A new report published by cybersecurity solutions company Group-IB revealed that Inferno Drainer malware enabled cybercriminals to steal approximately $90 million in crypto from over 130,000 individuals last year.

What is Inferno Drainer?

According to The Hacker News, Inferno Drainer is a malware program that was previously available as a “scam-as-a-service (or drainer-as-a-service) model in exchange for a 20% cut of [customers’] earnings.” The article stated:

“The operators behind the now-defunct Inferno Drainer created more than 16,000 unique malicious domains over a span of one year… The scheme ‘leveraged high-quality phishing pages to lure unsuspecting users into connecting their cryptocurrency wallets with the attackers’ infrastructure that spoofed Web3 protocols to trick victims into authorizing transactions.’”

Customers could purchase Inferno Drainer from November 2022 – November 2023, and had the option to deploy it on sites created by Inferno’s developers or their own phishing sites.

During that time, Inferno Drainer was downloaded and utilized across 16,000 unique domains, imitating over 100 different cryptocurrency brands. Cybercriminals used social media sites such as X (formerly Twitter) and Discord to share these malicious domains by pretending to offer users free crypto tokens. They would then proceed to “[drain users’] assets…. once [they connected their wallets and] the transactions were approved.”  
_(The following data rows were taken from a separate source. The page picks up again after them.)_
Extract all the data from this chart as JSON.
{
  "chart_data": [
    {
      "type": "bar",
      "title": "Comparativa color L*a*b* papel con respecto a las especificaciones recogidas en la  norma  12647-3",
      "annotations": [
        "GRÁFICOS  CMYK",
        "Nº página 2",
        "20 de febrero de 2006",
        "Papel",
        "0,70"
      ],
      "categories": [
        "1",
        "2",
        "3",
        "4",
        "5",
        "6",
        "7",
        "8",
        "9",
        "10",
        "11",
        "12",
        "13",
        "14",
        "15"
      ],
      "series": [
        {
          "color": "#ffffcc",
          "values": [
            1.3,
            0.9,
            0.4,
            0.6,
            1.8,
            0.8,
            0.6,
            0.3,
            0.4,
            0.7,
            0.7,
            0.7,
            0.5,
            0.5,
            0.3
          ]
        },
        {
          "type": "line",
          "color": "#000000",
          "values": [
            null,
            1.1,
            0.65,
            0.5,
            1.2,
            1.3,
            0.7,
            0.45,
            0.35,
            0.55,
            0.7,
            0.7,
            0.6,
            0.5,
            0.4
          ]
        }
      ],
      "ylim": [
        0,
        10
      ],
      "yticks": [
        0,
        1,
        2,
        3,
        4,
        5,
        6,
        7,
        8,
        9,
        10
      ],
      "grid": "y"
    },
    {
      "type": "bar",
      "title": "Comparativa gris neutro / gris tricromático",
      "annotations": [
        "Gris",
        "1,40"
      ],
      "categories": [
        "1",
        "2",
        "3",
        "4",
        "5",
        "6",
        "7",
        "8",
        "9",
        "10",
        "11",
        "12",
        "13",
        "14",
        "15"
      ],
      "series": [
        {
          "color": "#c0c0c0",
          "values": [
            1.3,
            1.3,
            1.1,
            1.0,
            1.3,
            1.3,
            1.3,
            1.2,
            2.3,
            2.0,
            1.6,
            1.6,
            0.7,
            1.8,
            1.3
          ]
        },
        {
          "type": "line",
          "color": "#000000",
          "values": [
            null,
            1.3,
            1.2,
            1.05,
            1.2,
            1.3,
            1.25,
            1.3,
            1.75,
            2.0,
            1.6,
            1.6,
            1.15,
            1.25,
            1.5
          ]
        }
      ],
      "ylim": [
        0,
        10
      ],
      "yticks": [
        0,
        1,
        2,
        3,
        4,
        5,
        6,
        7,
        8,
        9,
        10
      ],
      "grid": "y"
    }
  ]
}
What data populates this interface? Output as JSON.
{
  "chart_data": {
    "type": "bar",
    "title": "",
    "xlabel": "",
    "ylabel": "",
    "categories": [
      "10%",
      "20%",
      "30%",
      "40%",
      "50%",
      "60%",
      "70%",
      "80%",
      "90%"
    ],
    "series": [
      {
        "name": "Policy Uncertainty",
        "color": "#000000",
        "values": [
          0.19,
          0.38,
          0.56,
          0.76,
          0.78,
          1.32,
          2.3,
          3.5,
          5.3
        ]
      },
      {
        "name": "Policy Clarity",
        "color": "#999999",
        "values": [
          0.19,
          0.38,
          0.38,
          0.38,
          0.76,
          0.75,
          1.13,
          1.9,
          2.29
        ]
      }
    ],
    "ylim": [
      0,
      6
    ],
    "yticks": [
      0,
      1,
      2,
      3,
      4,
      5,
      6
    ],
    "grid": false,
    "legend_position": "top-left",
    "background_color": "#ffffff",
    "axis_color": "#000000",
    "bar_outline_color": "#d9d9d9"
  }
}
Group-IB analyst Viacheslav Shevchenko also commented on the findings:

“Another typical feature of phishing websites belonging to Inferno Drainer was that users cannot open website source code by using hotkeys or right-clicking on the mouse… This means that the criminals attempted to hide their scripts and illegal activity from their victims.”

Will 2024 be known as the ‘year of the drainer’?

While Inferno Drainer supposedly shut down at the end of 2023, it appears that its “user panel for cybercriminals” has not yet been deactivated. Additionally, Inferno Drainer isn’t the only ‘crypto drainer’ wreaking havoc. The use of Rainbow Drainer malware recently impacted nearly 4,000 Solana users (a Web3 Infrastructure company), and the organization shared its thoughts with The Hacker News:

“We believe that the ‘X as a service’ model will continue to thrive, not least because it creates greater opportunities for less technically competent individuals [to try] their hand at becoming cybercriminals, and for developers, it is a highly profitable way to bolster their revenues.”

Group-IB’s team also shared their concerns that “the success of Inferno Drainer could fuel the development of new drainers as well as lead to a surge in websites containing malicious scripts spoofing Web3 protocols, noting 2024 could become the ‘year of the drainer.’